Microsoft announced packages and pricing for its latest Xbox 360 gaming console this week, delivering an expected price tag of about US$300, but also including a console package with hard drive and other accessories that will sell for another $100.
While the timing of the Xbox 360 release is still aimed for sometime this fall — “in time for this Christmas holiday, several months ahead of the competition,” as Microsoft put it — the pricing is set for the console’s release in the North America, Europe and Japan.
Gaming industry analysts were not surprised at the Xbox 360 pricing, which had been rumored for months, but highlighted Microsoft’s strategy to leverage its head start on competitor Sony, which will lag the Xbox release with its next-generation PlayStation 3.
“With the $399 options, there is no competition with the older generation consoles,” Parks Associates senior analyst Michael Cai told TechNewsWorld. “They’re taking that window and saying we’re first, we think we’re better — why not charge a little more?”
Xbox 360 Times Two
As widely speculated, Microsoft made its announcement of the $299 Xbox 360 Core System at the German Games Convention, but the company surprised many with a second package including hard drive, wireless controller, headset and media remote, for $399.
“With both the Xbox 360 and the Xbox 360 Core System, we’re offering consumers real choice and real value,” said a statement from Peter Moore, vice president of worldwide marketing and publishing for Microsoft’s Home Entertainment Division. “We’re bringing true next-generation experiences into gamers’ living rooms this Christmas holiday.”
Similar to Sony’s PlayStation 3, Microsoft said its system featured next-generation graphics, audio and play. Unlike Nintendo’s gaming-only Revolution, the Xbox 360 and PlayStation 3 will include multimedia capabilities for CDs, DVDs, MP3s, photos and more through integration with mobile devices and digital cameras.
Priced for Players
Parks Associates’ Cai said Microsoft was making a wise move with the two-package pricing, allowing it to continue to claim as low or lower pricing than PlayStation 3 while also offering more hardware and recoup the expense of adding a hard drive to the console in the premium package.
“It makes sense, because that first wave of early adopters is less price sensitive,” Cai said, adding that the package was indeed a value. “The price really makes sense — for $399, you get all of it.

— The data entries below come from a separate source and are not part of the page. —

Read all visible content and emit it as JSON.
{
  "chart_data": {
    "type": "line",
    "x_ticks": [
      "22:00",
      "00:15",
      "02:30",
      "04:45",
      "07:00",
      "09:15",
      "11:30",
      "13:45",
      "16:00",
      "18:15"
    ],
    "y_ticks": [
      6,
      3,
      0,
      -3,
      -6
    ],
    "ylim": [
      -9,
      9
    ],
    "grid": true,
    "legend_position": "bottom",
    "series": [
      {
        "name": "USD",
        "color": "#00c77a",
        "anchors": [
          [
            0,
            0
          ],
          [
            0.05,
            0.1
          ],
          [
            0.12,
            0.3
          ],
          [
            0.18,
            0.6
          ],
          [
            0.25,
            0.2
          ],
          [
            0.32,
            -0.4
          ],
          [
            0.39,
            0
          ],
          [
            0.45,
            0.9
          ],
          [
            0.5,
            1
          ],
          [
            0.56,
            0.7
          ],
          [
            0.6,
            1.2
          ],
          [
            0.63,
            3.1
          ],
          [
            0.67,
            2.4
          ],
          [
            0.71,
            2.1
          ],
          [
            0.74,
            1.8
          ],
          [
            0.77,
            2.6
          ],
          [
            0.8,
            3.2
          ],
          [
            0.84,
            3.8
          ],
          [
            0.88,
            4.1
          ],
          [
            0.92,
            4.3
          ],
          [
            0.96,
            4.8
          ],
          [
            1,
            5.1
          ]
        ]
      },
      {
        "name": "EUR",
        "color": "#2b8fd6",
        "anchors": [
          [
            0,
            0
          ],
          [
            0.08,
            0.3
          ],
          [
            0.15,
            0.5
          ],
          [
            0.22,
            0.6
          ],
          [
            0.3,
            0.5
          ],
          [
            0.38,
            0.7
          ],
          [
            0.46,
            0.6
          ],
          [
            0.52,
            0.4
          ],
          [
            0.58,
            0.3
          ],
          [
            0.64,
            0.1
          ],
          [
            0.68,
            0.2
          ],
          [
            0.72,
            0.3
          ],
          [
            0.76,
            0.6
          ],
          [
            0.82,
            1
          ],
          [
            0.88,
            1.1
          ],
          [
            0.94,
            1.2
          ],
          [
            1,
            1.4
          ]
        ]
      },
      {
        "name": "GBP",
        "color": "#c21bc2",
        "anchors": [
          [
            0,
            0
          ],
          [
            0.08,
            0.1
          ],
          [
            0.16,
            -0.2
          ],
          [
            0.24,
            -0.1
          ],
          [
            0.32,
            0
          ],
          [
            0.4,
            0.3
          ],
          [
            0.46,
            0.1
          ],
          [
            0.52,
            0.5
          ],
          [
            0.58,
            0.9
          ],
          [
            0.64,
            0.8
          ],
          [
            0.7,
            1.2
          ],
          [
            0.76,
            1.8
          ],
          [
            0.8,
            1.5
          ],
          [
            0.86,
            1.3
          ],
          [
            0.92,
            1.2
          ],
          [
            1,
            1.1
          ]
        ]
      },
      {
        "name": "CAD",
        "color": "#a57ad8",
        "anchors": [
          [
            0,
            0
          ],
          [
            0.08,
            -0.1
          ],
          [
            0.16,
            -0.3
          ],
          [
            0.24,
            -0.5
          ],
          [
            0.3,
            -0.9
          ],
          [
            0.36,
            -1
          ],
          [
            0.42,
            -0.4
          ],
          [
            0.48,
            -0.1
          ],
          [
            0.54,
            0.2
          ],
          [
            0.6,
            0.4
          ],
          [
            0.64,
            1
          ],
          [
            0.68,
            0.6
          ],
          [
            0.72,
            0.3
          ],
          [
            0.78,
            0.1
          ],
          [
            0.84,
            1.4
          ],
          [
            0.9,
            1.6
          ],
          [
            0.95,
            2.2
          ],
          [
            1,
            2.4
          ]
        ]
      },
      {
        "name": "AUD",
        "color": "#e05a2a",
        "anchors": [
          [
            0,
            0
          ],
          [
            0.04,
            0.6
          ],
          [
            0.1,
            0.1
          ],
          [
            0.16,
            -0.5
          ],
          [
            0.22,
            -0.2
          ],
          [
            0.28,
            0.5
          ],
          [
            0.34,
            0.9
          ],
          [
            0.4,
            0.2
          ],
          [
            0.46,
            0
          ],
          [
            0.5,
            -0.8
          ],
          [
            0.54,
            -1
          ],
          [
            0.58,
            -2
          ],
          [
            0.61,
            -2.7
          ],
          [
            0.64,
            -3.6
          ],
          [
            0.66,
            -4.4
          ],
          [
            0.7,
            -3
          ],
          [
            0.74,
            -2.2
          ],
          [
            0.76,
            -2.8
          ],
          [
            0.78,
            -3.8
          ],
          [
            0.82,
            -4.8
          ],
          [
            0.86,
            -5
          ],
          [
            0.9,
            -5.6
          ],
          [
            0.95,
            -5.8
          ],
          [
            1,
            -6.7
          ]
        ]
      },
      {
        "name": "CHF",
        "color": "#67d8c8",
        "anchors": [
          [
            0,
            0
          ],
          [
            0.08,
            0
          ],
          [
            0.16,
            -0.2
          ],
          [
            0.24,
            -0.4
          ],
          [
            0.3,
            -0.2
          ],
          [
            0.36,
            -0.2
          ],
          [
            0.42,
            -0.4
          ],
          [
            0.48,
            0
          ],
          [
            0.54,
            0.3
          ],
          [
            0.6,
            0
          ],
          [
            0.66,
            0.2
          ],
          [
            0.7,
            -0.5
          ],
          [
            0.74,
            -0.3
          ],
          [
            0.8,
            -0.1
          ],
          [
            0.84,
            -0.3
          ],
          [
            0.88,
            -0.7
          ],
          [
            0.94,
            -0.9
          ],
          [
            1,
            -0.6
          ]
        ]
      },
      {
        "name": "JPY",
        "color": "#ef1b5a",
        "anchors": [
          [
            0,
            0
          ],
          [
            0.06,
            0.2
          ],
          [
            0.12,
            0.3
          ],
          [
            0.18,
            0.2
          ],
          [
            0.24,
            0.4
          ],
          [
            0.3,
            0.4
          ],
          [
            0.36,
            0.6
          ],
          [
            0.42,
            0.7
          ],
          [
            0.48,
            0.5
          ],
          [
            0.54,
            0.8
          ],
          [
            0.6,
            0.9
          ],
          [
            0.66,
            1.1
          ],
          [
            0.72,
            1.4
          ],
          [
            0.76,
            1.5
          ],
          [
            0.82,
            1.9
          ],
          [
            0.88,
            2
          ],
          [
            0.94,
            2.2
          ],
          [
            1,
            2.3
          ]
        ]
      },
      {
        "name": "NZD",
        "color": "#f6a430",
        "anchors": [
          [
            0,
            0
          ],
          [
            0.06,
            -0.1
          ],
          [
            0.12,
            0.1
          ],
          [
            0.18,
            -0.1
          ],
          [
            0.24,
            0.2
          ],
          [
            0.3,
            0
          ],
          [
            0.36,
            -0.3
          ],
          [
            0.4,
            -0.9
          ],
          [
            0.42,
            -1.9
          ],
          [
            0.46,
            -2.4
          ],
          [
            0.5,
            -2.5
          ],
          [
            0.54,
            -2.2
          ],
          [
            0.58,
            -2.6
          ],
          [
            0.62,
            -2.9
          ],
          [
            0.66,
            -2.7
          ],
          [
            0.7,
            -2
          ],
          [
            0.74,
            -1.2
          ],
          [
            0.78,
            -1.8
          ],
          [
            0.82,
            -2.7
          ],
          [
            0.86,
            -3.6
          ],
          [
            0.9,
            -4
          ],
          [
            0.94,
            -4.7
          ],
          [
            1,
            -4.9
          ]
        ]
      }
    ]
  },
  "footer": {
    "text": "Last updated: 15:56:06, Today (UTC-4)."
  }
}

And at least by charging another $99, they can cover part of the cost [of the hard drive].”
Cai indicated most consumers are likely to purchase the more pricey package, which is what Microsoft is hoping for as well.
Second, Silent, Study
Despite dueling press releases and announcements from the big console makers this year, Cai said there has been less noise from Sony, which may be studying Microsoft’s strategy in preparation for a counterattack.
“Sony has been kind of secretive because they are going to come out second,” he said. “They do want to take advantage of what Microsoft is doing and try to create some countermeasure.”
Still, Cai added the cost of the Xbox 360 console is likely to remain less than the cost of a new PlayStation 3.
Jupiter Media senior analyst Jay Horwitz, who has described the updating of consoles from Microsoft, Nintendo and Sony as “a huge launch era,” told TechNewsWorld the companies’ release timeline may be less important than the titles produced and popularized for the different systems.
“It’s games that make the difference and what you do with the added megahertz that matters,” he said.
Horwitz indicated that the companies will ensure they have the hit games they need to try and recoup their losses from console sales, adding it is likely to be “a pretty level playing field.”